Two indicators of program quality are included. Accreditation is measured as a dummy variable such that 1 = program is accredited by JCAHO or CARF and 0 = not accredited by either organization. Additionally, each program indicated whether it routinely surveys third-party payers and referral sources as to their satisfaction with the program's treatment services. Organizations more attuned to the satisfaction of their major “buyers and suppliers” may be more likely to adopt evidence-based treatment techniques. This variable is coded as 1 = treatment center routinely collects organizational satisfaction data and 0 = otherwise.
Each model includes one measure of the level of care most likely to be associated with adoption of the treatment technique. Because CTN protocols investigated the use of buprenorphine for detoxification, buprenorphine adoption models control for whether the treatment program offered detoxification services (1 = yes; 0 = no). Similarly, because CTN protocols tested motivational incentives in outpatient modalities, the contingency management models control for whether the treatment center operated on an outpatient-only basis (1 = outpatient only; 0 = inpatient/residential only or mixed inpatient/outpatient).
Three measures of program staff were also examined. First, because larger programs should have greater personnel resources to facilitate the implementation of new treatment approaches, both models control for program size, measured as the number of full-time equivalent (FTE) employees. For ease of interpretation, the absolute number of FTEs is provided in the descriptive statistics, but this measure is log-transformed in the multivariate analyses to adjust for skew. Second, the models control for the availability of physicians at the program. Physicians are necessary to prescribe the medication to clients, and their presence may also be viewed as an indicator of the overall professionalism of the program's staff. A dichotomous variable is used, where 0 = no physicians at the program and 1 = one or more physicians on staff or retained on contract. Third, because the credentials of program staff have repeatedly been associated with organizational-level innovation, both models include a measure of the percentage of counselors holding at least a master's degree.

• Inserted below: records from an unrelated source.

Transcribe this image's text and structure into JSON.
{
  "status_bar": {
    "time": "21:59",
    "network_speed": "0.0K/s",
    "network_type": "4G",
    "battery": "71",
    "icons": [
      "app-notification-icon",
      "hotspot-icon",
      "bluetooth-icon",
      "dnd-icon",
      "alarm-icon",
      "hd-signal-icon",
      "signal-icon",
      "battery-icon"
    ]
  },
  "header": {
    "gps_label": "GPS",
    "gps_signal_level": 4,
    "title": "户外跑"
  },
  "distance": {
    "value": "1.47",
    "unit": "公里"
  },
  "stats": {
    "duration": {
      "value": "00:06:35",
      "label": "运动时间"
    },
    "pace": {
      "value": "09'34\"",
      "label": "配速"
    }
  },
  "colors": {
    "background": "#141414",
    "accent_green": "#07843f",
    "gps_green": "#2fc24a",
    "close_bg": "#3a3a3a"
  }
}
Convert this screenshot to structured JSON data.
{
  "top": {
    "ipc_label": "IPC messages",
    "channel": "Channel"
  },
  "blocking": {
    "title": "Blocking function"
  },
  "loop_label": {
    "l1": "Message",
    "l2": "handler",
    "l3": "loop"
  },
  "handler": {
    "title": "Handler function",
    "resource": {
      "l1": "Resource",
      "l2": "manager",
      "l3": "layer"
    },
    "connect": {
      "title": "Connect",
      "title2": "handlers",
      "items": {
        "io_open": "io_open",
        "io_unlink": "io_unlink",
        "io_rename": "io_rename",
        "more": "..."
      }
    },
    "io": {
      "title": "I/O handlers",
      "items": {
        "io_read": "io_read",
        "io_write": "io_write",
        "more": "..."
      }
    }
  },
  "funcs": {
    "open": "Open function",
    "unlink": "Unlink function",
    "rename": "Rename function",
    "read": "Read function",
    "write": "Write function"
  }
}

Client needs may also impact organizational decisions to adopt alternative treatment approaches. Because buprenorphine is indicated for the treatment of opiate dependence and because much of the literature on contingency management focuses on its application to opiate-dependent populations, both models control for the percentage of primary opiate-dependent clients in the center's caseload on the interview date.
Finally, both models control for time. Because interview data for the pooled samples were collected over about a 24-month interval (late 2002 to mid-2004), a measure of time is needed to control for the natural diffusion process that may have occurred over the study period. Programs are grouped into five categories based on the date of the interview (1 = 2002; 2=first half of 2003; 3 = second half of 2003; 4 = first half of 2004; 5 = second half of 2004), and this variable is included in both models. (Modeling time as a set of five dummy variables or as a true continuous variable had no substantive impact on the findings reported here.)